Comment by kmxdm
2 years ago
Writes are completed to the host when they land on the SSD controller, not when written to Flash. The SSD controller has to accumulate enough data to fill its write unit to Flash (the absolute minimum would be a Flash page, typically 16kB). If it waited for the write to Flash to send a completion, the latency would be unbearable. If it wrote every write to Flash as quickly as possible, it could waste much of the drive's capacity padding Flash pages. If a host tried to flush after every write to force the latter behavior, it would end up with the same problem. Non-consumer drives solve the problem with back-up capacitance. Consumer drives do not have this. Also, if the author repeated this test 10 or 100 times on each drive, I suspect that he would uncover a failure rate for each consumer drive. It's a game of chance.
The whole point of explicit flush is to tell the drive that you want the write at the expense of performance. Either the drive should not accept the flush command or it should fulfill it, not lie.
(BTW this points out the crappy use of the word “performance” in computing to mean nothing but “speed”. The machine should “perform” what the user requests — if you hired someone to do a task and they didn’t do it, we’d say they failed to perform. That’s what’s going on here.)

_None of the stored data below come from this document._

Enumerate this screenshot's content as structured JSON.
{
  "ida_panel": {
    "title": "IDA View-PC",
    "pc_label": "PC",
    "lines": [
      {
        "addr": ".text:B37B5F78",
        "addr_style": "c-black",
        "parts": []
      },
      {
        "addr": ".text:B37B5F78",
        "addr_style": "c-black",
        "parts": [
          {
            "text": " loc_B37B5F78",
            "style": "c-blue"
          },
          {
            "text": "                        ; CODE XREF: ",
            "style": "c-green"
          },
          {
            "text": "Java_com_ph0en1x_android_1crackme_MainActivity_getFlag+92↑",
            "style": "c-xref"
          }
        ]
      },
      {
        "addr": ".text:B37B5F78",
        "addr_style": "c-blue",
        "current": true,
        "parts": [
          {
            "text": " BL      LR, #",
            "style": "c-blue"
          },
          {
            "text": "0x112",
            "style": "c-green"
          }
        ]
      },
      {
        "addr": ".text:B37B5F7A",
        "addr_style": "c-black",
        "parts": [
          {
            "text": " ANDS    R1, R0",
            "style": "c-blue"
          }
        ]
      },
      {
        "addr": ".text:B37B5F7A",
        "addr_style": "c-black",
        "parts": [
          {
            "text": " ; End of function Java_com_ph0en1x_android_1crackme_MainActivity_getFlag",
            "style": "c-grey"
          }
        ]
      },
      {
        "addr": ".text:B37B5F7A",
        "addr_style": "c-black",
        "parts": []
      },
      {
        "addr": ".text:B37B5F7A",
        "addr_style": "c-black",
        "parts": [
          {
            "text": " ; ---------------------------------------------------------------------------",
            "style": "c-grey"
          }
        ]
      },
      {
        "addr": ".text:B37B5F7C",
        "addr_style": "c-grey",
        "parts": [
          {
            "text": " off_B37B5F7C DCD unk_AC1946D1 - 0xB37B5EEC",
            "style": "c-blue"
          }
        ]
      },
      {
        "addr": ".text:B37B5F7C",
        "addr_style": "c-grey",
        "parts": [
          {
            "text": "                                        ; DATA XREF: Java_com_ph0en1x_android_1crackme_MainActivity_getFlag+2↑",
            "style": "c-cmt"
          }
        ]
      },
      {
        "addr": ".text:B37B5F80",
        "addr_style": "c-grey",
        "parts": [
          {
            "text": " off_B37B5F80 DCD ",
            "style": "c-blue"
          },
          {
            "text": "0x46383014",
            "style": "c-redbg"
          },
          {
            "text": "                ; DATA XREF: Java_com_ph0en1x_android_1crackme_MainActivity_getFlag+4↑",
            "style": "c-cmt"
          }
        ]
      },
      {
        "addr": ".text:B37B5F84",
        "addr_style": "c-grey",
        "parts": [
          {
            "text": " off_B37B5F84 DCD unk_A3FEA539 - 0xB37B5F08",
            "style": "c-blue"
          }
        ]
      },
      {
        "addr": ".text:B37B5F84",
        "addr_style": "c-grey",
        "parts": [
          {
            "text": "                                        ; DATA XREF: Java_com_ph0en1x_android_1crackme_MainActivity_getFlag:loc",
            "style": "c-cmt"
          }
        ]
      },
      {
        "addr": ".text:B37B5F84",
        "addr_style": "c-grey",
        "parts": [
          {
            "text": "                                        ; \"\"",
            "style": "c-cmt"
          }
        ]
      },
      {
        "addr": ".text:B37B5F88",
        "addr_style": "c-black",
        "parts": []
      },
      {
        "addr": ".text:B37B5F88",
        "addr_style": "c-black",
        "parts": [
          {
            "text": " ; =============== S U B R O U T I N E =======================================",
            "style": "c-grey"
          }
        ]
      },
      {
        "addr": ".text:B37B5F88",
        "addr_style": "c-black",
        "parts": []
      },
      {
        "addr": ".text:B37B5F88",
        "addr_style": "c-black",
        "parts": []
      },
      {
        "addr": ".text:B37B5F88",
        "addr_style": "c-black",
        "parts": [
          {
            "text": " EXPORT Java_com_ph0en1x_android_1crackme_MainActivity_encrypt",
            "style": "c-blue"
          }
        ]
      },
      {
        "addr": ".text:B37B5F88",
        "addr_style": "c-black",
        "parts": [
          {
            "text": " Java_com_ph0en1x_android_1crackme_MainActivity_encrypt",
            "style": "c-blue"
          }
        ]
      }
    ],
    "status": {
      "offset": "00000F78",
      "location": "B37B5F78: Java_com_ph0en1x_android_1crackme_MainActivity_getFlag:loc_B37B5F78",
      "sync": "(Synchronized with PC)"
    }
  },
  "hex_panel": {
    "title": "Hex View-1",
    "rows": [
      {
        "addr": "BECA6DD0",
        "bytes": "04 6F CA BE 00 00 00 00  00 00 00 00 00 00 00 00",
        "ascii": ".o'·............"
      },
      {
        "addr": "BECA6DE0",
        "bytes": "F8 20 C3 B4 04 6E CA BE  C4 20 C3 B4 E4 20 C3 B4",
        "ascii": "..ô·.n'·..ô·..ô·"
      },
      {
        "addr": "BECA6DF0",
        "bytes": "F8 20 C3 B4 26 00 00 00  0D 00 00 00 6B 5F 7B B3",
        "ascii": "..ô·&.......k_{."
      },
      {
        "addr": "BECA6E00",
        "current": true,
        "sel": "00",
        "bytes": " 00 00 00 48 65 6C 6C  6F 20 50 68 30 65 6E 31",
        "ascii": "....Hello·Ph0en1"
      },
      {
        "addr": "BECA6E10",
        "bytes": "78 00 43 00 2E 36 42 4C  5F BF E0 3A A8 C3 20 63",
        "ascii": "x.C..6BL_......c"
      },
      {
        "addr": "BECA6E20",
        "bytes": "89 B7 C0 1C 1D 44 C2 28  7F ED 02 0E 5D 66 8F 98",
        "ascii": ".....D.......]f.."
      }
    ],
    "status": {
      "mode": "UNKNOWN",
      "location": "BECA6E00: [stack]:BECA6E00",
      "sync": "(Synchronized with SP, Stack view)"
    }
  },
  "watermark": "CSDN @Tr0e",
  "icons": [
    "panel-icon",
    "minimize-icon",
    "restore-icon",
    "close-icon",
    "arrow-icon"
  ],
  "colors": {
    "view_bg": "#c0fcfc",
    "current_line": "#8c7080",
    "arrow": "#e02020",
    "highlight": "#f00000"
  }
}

The more dire problem is the case where the drive runs out of physical capacity before logical capacity. If the host flushes data that is smaller than the physical write unit of the SSD, capacity is lost to padding (if the SSD honors every Flush). A "reasonable" amount of Flush would not make too much of a difference, but a pathological case like flush-after-every-4k would cause the SSD to run out of space prematurely. There should be a better interface to handle all this, but the IO stack would need to be modified to solve what amounts to a cost issue at the SSD level. It's a race to the bottom selling 1TB consumer SSDs for less than $100.
I still don't think this is the problem, the drive can just slow down accepting writes until it has reclaimed enough space.
The bigger problem is manufacturers chasing the performance. Generally you get the feeling they just hit their firmware with a hammer so it barely doesn't break NTFS.
See also the drama around btrfs' "unreliability", which is all traced back to drives with broken firmware. I fully expect bcachefs will get exactly the same problems.
9 replies →
If it can’t honor the flush it should return an error.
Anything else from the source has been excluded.